En aquel clima de tensión en todas direcciones, España decidió aliarse a los enemigos de Francia y movilizó sus ejércitos bajo el criterio de don Gaspar de Guzmán y Pimentel, conde-duque de Olivares, y valido del monarca Felipe IV. Por ser un lugar estratégico, las primeras tropas cruzaron Cataluña y se obligó a sus habitantes a hospedarlas y alimentarlas sin el permiso de las autoridades locales, quebrantando con ello uno de los privilegios del principado que lo eximía de alojar tropas en tránsito. El pueblo no tardó en rebelarse contra los tercios imperiales representados por castellanos, irlandeses, italianos, albaneses…, que cometieron todo tipo de tropelías. A su paso por Santa Coloma de Farners y por Riudarenes los vecinos se enfrentaron con arrojo a los tercios cuando había comenzado el tiempo de la siega. Entonces el virrey Dalmau Queralt —representante del gobierno central—, en misión coercitiva, envió una patrulla a detener a todos los culpables.

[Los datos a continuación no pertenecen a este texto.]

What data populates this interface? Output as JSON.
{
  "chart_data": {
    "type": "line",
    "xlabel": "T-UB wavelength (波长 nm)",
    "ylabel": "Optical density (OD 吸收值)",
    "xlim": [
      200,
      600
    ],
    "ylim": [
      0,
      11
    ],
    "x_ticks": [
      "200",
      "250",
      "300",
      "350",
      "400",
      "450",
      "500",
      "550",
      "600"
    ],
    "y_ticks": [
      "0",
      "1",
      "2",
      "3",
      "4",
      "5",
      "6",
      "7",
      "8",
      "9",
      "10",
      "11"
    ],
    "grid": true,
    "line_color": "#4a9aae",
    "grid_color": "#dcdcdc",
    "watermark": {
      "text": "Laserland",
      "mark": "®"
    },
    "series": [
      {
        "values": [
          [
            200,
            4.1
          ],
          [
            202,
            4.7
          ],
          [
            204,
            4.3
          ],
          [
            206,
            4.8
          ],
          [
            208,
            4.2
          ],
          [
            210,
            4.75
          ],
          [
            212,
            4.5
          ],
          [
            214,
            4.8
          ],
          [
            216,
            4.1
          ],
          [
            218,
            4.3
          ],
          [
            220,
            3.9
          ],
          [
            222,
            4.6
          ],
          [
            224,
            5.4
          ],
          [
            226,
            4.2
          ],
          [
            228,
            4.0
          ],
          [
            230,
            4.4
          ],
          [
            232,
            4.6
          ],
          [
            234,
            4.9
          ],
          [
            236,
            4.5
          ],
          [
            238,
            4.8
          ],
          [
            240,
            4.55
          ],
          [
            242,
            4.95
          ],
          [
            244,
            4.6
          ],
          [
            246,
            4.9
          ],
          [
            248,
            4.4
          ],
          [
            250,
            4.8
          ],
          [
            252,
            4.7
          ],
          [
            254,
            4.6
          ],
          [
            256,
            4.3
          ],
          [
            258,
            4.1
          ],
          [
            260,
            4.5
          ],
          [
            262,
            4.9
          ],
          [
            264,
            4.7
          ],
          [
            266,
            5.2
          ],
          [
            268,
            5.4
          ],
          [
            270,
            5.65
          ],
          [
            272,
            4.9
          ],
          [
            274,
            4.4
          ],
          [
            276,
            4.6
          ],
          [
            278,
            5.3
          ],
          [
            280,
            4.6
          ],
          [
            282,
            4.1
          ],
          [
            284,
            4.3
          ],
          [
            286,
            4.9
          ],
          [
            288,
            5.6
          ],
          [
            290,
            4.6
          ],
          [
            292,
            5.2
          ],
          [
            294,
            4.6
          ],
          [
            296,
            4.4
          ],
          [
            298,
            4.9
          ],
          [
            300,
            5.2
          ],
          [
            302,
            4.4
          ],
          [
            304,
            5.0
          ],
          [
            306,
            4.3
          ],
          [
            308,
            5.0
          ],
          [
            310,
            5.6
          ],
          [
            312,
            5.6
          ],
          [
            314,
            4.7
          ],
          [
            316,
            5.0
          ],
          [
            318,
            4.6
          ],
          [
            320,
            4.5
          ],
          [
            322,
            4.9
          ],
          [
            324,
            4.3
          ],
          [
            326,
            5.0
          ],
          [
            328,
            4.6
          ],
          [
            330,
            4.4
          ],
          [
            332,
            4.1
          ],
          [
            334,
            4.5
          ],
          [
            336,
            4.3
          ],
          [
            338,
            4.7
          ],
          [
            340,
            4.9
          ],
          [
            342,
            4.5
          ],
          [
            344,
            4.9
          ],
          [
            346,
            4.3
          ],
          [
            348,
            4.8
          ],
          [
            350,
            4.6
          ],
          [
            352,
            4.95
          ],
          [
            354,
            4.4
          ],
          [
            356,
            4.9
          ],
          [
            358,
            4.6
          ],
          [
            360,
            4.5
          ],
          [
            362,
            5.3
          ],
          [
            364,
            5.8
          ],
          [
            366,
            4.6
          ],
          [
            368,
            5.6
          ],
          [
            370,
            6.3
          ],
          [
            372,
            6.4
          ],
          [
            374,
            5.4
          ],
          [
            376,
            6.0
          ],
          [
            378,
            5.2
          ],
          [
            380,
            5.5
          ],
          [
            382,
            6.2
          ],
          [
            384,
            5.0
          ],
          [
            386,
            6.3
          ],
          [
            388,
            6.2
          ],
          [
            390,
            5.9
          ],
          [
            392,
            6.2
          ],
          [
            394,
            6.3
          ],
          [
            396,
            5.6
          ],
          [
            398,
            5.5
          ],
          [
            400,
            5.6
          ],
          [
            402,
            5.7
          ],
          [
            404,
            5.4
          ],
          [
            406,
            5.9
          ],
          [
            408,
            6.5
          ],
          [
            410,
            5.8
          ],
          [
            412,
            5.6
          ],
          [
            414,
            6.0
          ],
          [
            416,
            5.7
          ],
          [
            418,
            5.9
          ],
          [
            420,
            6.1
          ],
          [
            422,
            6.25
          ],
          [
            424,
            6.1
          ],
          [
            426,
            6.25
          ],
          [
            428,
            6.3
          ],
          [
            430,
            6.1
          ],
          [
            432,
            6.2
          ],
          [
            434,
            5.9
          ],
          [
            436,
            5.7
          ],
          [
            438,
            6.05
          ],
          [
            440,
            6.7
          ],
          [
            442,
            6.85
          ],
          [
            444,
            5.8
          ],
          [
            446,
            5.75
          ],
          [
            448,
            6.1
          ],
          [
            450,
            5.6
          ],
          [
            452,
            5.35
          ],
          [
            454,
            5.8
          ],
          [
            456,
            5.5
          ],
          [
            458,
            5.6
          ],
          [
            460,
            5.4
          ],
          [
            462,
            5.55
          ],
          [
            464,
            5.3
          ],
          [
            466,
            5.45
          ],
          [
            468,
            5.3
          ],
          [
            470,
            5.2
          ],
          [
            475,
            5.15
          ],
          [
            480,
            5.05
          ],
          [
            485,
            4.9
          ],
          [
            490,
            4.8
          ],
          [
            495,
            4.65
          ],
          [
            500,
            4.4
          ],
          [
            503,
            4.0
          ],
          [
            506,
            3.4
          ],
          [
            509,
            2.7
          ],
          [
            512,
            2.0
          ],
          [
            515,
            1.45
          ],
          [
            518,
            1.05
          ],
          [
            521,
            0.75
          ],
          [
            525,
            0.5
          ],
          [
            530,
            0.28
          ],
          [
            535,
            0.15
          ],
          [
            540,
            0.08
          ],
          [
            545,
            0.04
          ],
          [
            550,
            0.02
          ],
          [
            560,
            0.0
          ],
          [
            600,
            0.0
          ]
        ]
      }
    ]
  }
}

Ante los graves sucesos, Pau Claris, presidente de la Generalitat, envió en señal de protesta una embajada al virrey presidida por el diputado Francesc de Tamarit, quien no tardó en ser apresado. Cuando fue conocida la noticia, más de tres mil campesinos se rebelaron contra las tropas que tenían alojadas y algunos de ellos marcharon hasta Barcelona para negociar su liberación.

El 7 de junio de 1640 —festividad del Corpus—, quinientos segadores entraron a la ciudad y se unieron a la procesión que, a medida que avanzaba, iba nutriéndose de más descontentos. Por fin, marcharon hasta la cárcel donde estaban retenidos los campesinos que se habían sublevados contra los tercios. Viendo el cariz que tomaban los acontecimientos, el alguacil consiguió llegar hasta el palacio del virrey para advertirle del peligro y este, a duras penas, consiguió alcanzar las atarazanas reales con la intención de subir a un bote que lo llevara hasta una de las galeras que había fondeadas en un extremo del puerto. Algunos segadores consiguieron darle alcance y le asestaron varias puñaladas al pie de la montaña de Montjuïc. Así comenzó aquel episodio sangriento que la historiografía nombró como «Guerra del Segadors», aunque fueron dagas, puñales y predreñales los utilizados por los sublevados, en contra de la tradición iconográfica que muestras a los campesinos empuñando sus hoces.